Making a very simple prosthetic arm can cost $1,000 for the materials alone. But 3D scanning and printing can shrink the cost to as little as $4. In Guatemala, where some families might earn $50 in a month, one hospital is now using digital tech and other techniques to make prosthetics accessible for patients who couldn’t have afforded them in the past.
When the hospital opened in 2006, new digital technology existed but wasn’t yet feasible to use. “A ‘portable’ scanner that took up your whole suitcase would be about $50,000,” says Brent Wright, a U.S.-based prosthetist and orthotist who travels to Guatemala twice a year to work at the hospital. “It just didn’t make financial sense.” Now, the costs are low enough that he can carry a handheld 3D scanner (made by a company called Artec), 3D printers, and materials for printing.

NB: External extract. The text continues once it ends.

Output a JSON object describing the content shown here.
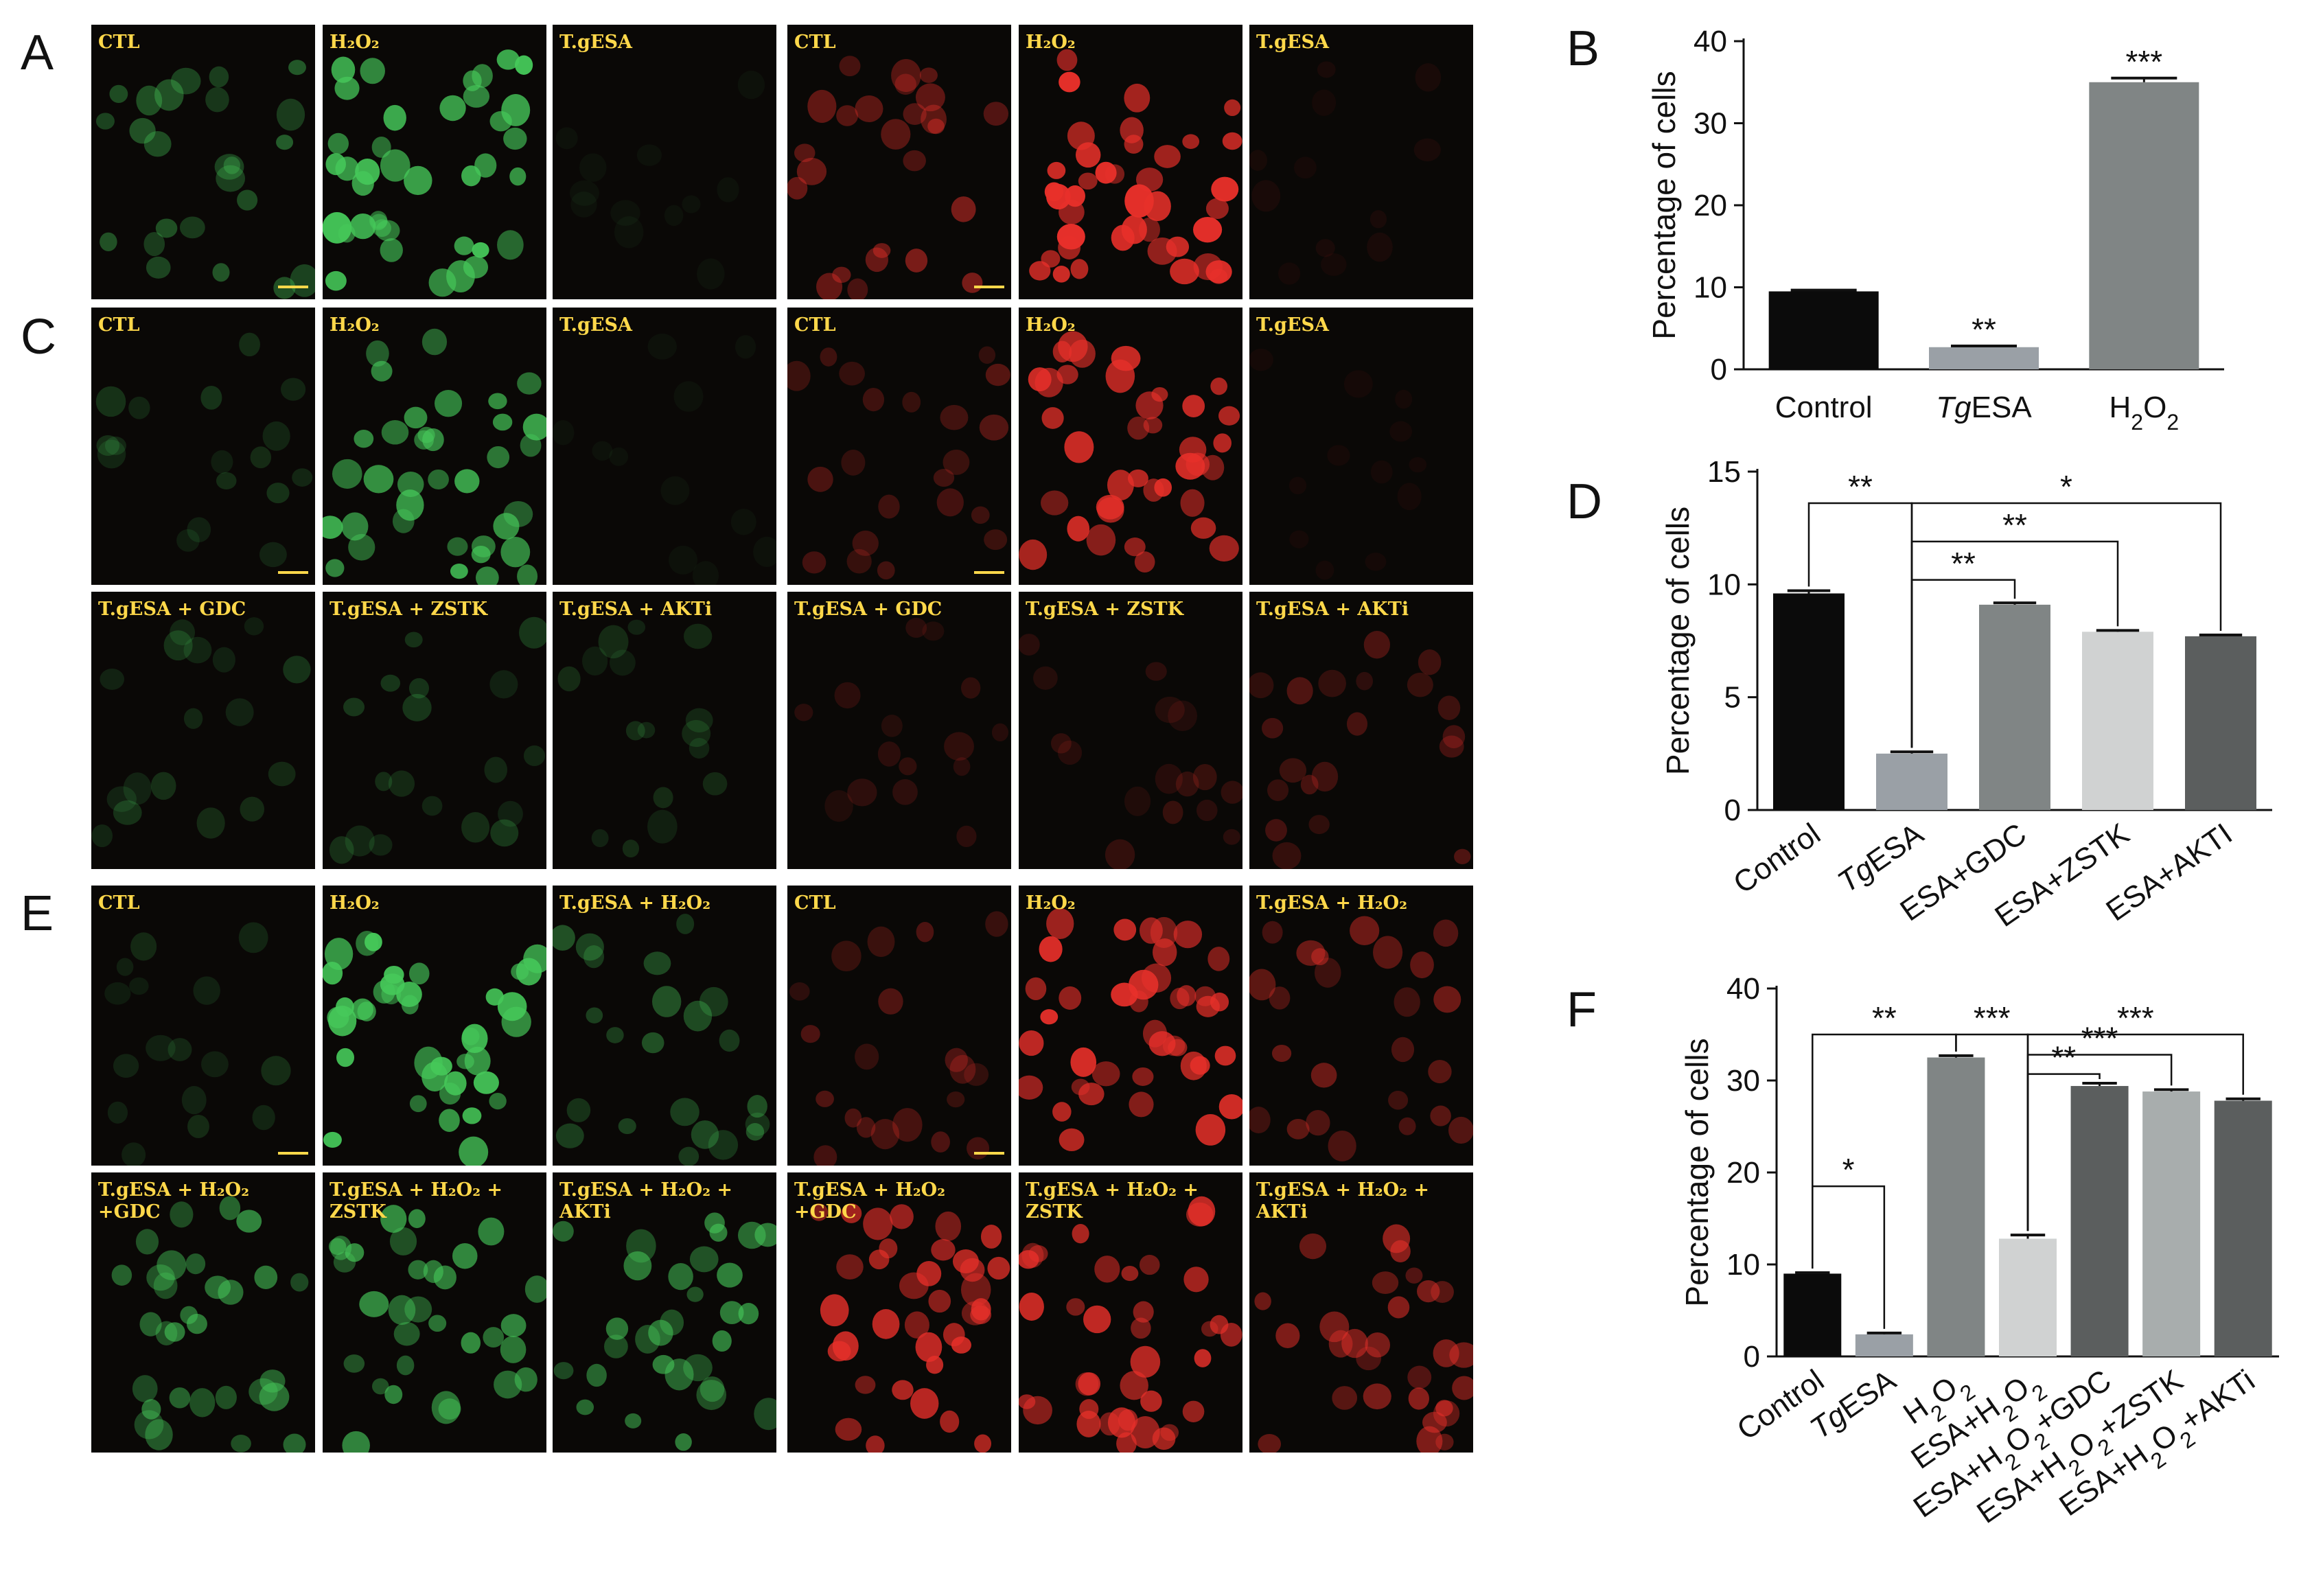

Creating a typical prosthetic is a labor-intensive process that involves making a cast, sanding it down, detailed measurements, and heating plastic in an oven to create a mold that has to be vacuum-sealed. This “test socket” is used in fittings before a final prosthetic is made from carbon fiber or another material. The digital process is faster. After making a cast of the patient’s affected limb and 3D scanning the cast, the technician has a digital file that can be sent to a 3D printer and produced. Because the file can be sent remotely, it also enables people to work in areas where 3D printers aren’t available. A nonprofit called LifeNabled that launched out of the hospital now wants to train more people to take scans locally, and then send the files to printers elsewhere.